The following information regarding timesheets and keeping track of clinic time is for students currently enrolled in the Criminal Justice Clinic.
What Counts As Time
Your time working at the Public Defenders Office will comprise most of your time on your timesheet. Completing observations from the experience checklist counts as time. Going out to the scene of an alleged crime, calling witnesses, doing research at the Public Defenders Office or at school, and attending the seminar class counts as time. Time spent traveling to or from your home/school and the Public Defenders Office does not count as time and neither does preparation time for the seminar class. You are required to work 3.5 hours for each one (1) hour of credit per week.
In terms of time expectations, the first week's expectation will be one-half the regular time (i.e., if you are earning 6 credit hours and therefore required to work 21 clinic hours per week, the first week of class you will only be responsible for working 10.5 hours). If you get behind at the start of the semester, you must make up any deficit during the semester. You should start doing the observations from the experience checklist during the fist two weeks of the semester when things are slower.
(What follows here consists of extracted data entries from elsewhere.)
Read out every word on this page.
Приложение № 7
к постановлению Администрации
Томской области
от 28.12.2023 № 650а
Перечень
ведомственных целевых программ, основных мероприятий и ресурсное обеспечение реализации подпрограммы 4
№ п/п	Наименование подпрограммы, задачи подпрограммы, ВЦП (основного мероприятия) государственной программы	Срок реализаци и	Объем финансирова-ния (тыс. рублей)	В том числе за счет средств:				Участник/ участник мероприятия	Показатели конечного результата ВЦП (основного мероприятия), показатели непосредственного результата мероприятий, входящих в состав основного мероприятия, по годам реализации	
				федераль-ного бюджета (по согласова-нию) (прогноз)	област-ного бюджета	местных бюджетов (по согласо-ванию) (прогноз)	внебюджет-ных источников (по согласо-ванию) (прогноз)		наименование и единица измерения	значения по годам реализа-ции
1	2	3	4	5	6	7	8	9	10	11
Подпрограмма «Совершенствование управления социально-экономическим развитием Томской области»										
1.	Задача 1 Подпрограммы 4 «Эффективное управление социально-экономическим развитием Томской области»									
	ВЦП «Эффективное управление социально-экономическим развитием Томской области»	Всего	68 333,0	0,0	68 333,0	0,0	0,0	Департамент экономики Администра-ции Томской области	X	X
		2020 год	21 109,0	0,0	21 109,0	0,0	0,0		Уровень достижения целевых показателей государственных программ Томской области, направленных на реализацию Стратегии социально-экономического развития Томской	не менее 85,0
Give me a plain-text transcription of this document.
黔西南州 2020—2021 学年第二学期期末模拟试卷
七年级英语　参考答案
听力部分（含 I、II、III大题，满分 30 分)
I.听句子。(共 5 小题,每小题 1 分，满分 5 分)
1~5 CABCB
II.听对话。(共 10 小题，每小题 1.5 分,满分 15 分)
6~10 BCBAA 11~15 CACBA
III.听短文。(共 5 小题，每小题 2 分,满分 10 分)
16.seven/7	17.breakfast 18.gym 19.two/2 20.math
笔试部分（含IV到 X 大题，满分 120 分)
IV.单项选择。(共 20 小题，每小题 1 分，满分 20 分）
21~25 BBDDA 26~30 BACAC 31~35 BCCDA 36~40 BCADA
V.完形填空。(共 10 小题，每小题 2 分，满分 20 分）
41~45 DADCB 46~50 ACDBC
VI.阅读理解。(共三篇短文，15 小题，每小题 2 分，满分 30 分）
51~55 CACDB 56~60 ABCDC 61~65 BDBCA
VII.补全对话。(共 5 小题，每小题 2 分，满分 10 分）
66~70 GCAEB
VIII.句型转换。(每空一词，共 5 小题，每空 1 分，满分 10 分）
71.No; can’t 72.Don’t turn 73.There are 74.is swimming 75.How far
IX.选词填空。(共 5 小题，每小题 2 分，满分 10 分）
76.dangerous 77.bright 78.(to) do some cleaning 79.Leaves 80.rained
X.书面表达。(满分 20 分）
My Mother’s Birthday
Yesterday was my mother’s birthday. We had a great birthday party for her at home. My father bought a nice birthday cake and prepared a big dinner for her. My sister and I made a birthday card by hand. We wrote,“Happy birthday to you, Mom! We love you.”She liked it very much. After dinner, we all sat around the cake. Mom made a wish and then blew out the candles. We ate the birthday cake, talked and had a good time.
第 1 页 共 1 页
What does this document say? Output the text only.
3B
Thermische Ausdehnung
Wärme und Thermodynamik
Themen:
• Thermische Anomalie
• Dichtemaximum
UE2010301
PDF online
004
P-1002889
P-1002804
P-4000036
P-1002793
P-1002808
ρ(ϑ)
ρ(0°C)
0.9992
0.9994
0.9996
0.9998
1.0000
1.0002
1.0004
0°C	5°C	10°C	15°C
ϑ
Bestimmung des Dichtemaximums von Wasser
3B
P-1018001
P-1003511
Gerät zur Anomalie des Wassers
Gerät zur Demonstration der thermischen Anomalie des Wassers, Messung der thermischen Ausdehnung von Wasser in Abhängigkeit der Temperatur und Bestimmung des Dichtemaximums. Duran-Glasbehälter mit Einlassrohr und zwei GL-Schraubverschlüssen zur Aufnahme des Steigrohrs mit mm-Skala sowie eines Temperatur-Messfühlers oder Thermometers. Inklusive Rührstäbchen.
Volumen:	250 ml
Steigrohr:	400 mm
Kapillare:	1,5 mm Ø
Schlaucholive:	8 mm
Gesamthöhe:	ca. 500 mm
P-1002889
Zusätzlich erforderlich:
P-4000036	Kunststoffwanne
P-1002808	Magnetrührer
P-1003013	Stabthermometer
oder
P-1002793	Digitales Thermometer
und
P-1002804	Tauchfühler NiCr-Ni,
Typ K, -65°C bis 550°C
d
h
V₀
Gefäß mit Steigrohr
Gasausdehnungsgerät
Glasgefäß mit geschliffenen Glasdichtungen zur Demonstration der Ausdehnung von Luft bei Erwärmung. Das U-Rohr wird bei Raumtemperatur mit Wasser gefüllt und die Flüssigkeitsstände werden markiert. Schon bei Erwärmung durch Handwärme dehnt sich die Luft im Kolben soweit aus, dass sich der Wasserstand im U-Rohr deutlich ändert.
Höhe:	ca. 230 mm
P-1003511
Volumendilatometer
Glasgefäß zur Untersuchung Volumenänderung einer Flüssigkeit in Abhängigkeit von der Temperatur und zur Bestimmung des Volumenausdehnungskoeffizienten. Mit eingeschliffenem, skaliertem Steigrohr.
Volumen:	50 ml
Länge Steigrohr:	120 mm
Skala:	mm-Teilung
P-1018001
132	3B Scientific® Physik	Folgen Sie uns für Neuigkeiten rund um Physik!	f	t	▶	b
You should never be more than 20 hours behind in your time expectations.
If a holiday falls on a day a student is scheduled to work, the student has to make up the hours missed. This is necessary for two reasons. First, the average number of weekly hours is based on what is viewed as necessary for both a quality learning experience and to justify the number of credit hours awarded for the clinical course. Second, a student with a schedule that involves a number of holidays should not receive credit for time not worked, especially when compared to another student whose schedule does not involve the same number of holidays.
If you are unable to be at the Public Defenders Office for any reason (including illness or other personal reasons), make sure that both your lead attorney and Pat Brayer know where you are, even if it is clinic work you are doing or the reason why you will not be at the office. If they are not available, leave a message for them. If you cannot reach your lead attorney or Pat Brayer, let your supervising faculty member, Professor Joy or Professor Hughes, know why you will not be at the office.
Keeping Track of Time
It is imperative that you keep your timesheets current. If you fall behind more than a week in reporting your time, it will reflect inattention to office procedures on your part. You should record your hours for each week prior to the Tuesday clinic class and turn the sheets in to Professor Joy or Professor Hughes. It is your responsibility to accurately record your hours. If you have any questions or concerns, contact Professor Joy or Professor Hughes.
Keep a copy of your timesheets so you can keep track of your total hours. You will receive additional instructions about keeping track of time.